In the dynamic business landscape, companies rise and fall, and the giants of yesterday may struggle to stay relevant today. Here are 19 companies you might be surprised to still see in business.
Once the go-to for movie rentals, Blockbuster has faded into obscurity with the rise of streaming services. Surprisingly, a single store in Bend, Oregon, continues to operate, serving as a nostalgic reminder of Friday movie nights.
Kodak was a dominant force in film photography but has struggled with the digital transition. Despite filing for bankruptcy in 2012, the company still exists, focusing on printing and imaging services, albeit far from its former glory.
RadioShack used to be a haven for electronics enthusiasts but faced bankruptcy twice. In an unexpected turn, the brand persists, offering online sales and operating a handful of dealer-owned stores.
Sears, the former retail giant, has seen a dramatic fall from grace, with numerous store closures and bankruptcy in 2018. However, a scaled-down version of Sears continues to operate in select locations.
BlackBerry is no longer a forefront when it comes to mobile phones and lost its market dominance to Apple and Android. The company is still around, pivoting its focus towards software and security services while licensing its brand for hardware.
MySpace lost its social media crown long ago. It still operates as a music-centric platform, but it’s a mere shadow of its former self, with a significantly smaller user base.
Polaroid, iconic for instant photography, couldn’t keep up with digital trends and filed for bankruptcy twice. The brand made a comeback, however, capitalizing on nostalgia and releasing new instant cameras and printers.
AOL, was once the gateway to the internet, but lost its relevance with the advent of broadband. AOL is still in business, but focuses on digital media and marketing. The iconic “You’ve Got Mail” is a distant memory.
A pioneer in online services, CompuServe struggled to compete with newer, more user-friendly platforms. Remarkably, the brand still operates as an internet service provider, albeit with a reduced presence.

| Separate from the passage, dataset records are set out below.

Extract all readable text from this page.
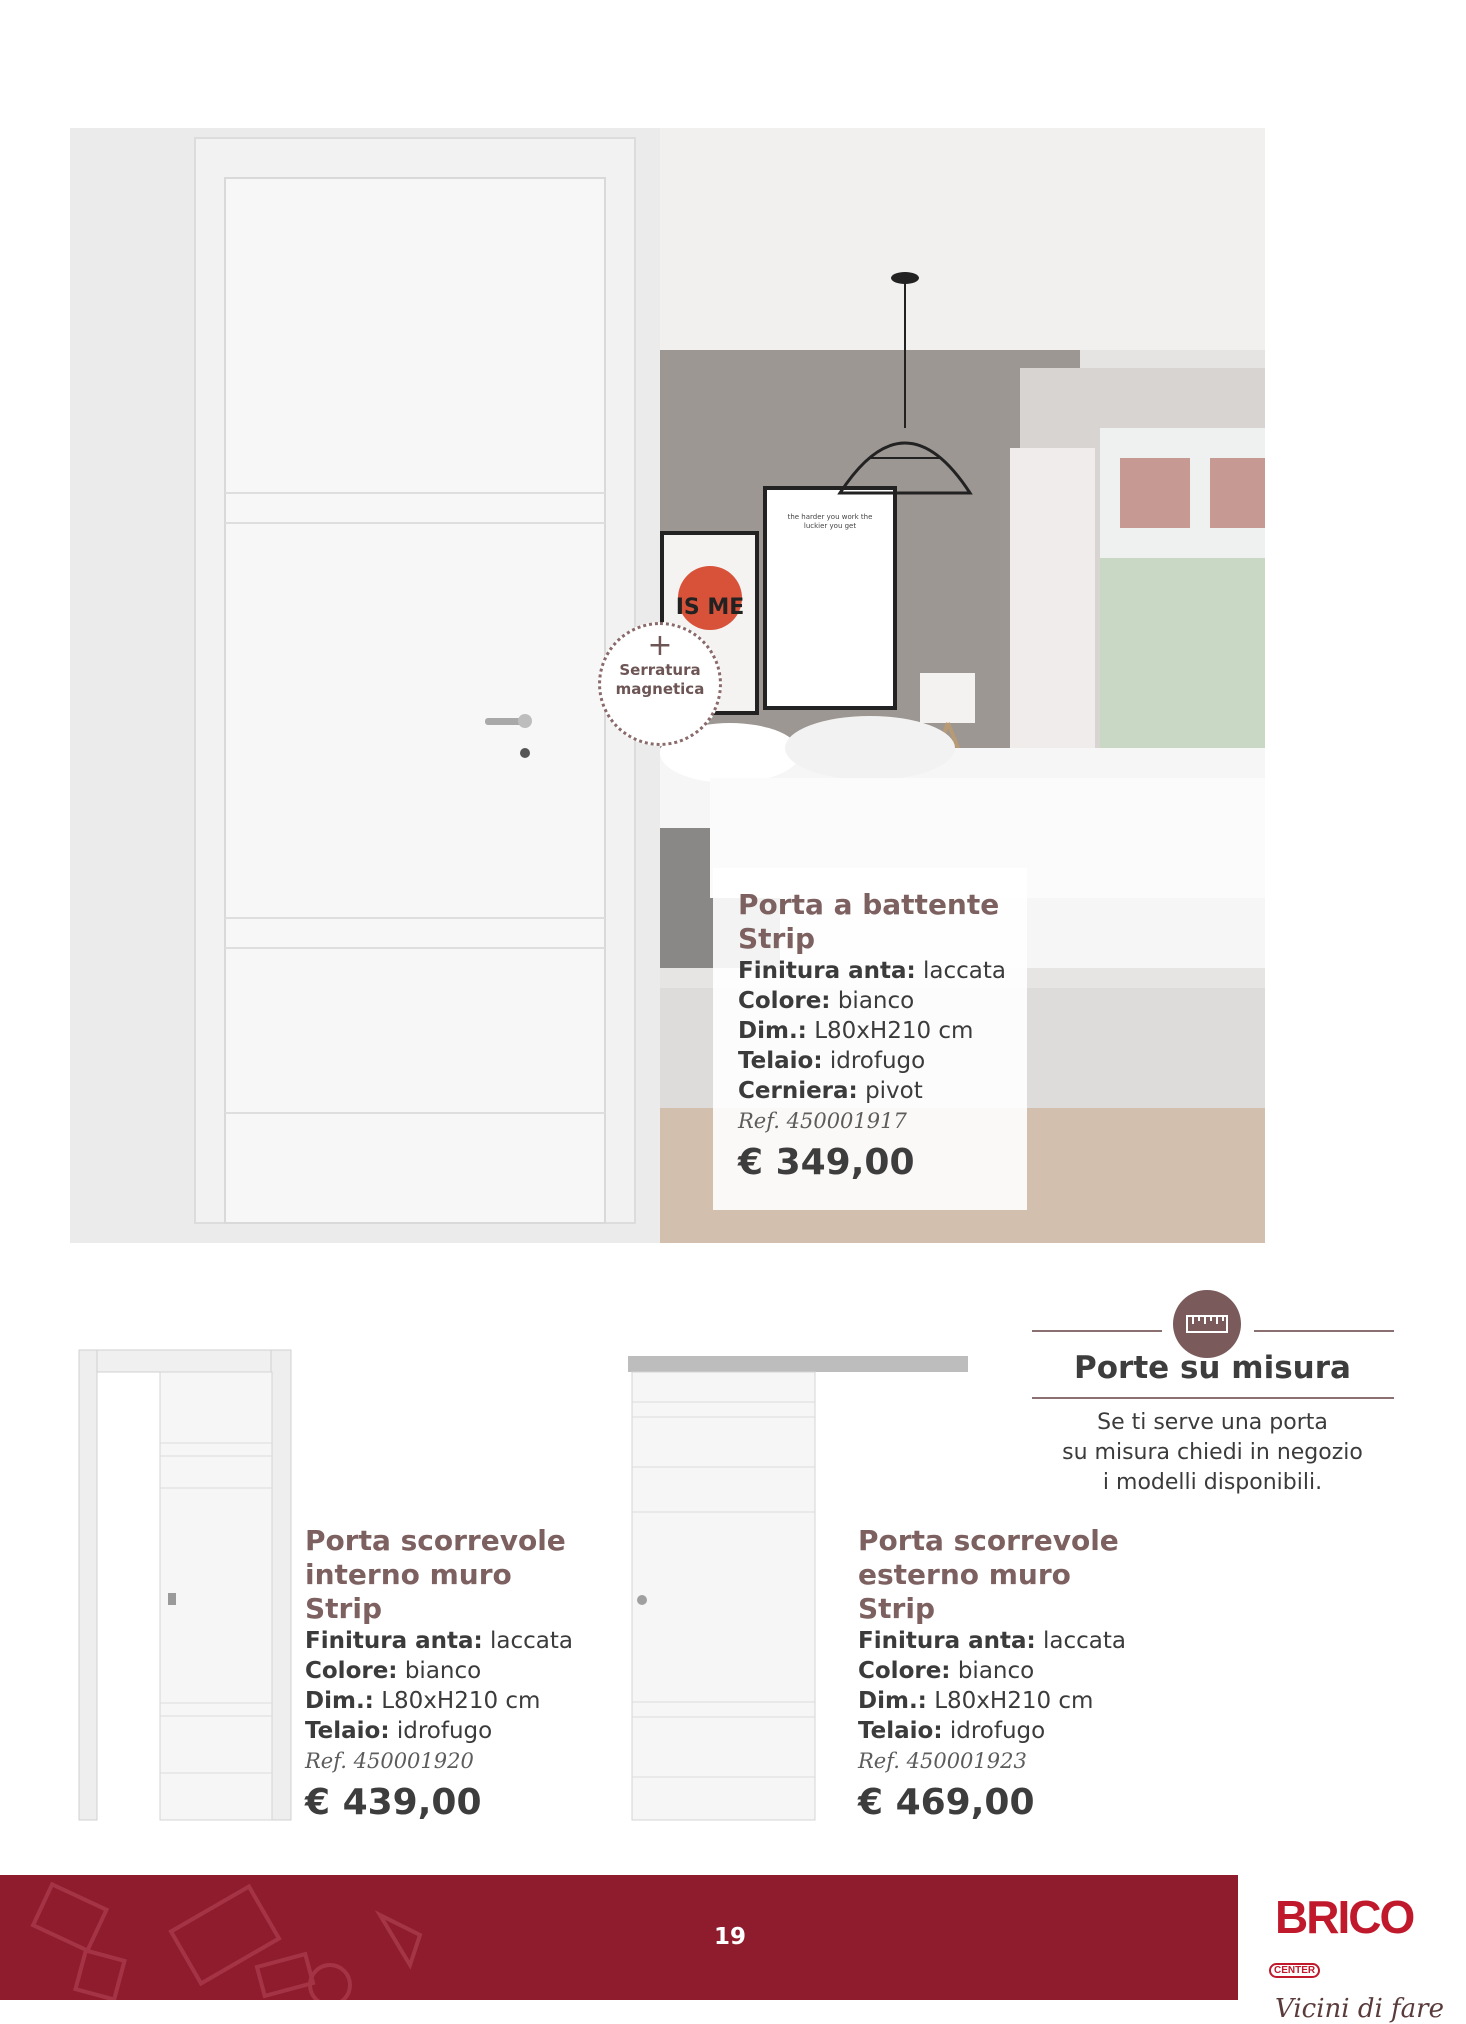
IS ME
the harder you work the luckier you get
+
Serratura
magnetica
Porta a battente
Strip
Finitura anta: laccata
Colore: bianco
Dim.: L80xH210 cm
Telaio: idrofugo
Cerniera: pivot
Ref. 450001917
€ 349,00
Porta scorrevole
interno muro
Strip
Finitura anta: laccata
Colore: bianco
Dim.: L80xH210 cm
Telaio: idrofugo
Ref. 450001920
€ 439,00
Porta scorrevole
esterno muro
Strip
Finitura anta: laccata
Colore: bianco
Dim.: L80xH210 cm
Telaio: idrofugo
Ref. 450001923
€ 469,00
Porte su misura
Se ti serve una porta
su misura chiedi in negozio
i modelli disponibili.
19	BRICOCENTER
Vicini di fare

While Fujifilm faced challenges with the digital photography revolution, it adapted by diversifying into other industries such as healthcare and document solutions, ensuring its continued existence.
Pan American World Airways, known as Pan Am, ceased operations in 1991. The brand, however, was revived by a railroad company and now operates as a regional railroad in the Northeastern U.S.
Atari, a trailblazer in video gaming, faced financial struggles and faded into obscurity. The brand has been revived several times and currently focuses on mobile games and casino gaming.
Palm, known for pioneering personal digital assistants, struggled with the smartphone evolution. The brand has been resurrected by TCL and now offers a minimalist phone as a companion to larger smartphones.
Gateway, recognizable by its cow-spotted boxes, lost its luster in the competitive PC market. Acer acquired the company, and the brand is still used for select laptop models.
Sharper Image which sold innovative and quirky products, filed for bankruptcy and closed its stores in 2008. The brand was acquired and continues as an online retailer.
Trans World Airlines (TWA) ceased operations in 2001 but the brand has been revived in a nostalgic manner. The TWA Hotel at JFK Airport in New York serves as a tribute to the golden age of air travel.
Once a major player in network operating systems, Novell lost its standing to competitors. The company still exists, but as a subsidiary of Micro Focus, focusing on software and services.
Wang Laboratories, a giant in the computer industry, declared bankruptcy in 1992. The company was restructured and continues to operate as Wang Global, focusing on IT services and solutions.
WordPerfect Corporation, known for its word processing software, lost market share to Microsoft Word. WordPerfect was acquired by Corel, and WordPerfect software is still available, catering to a niche market.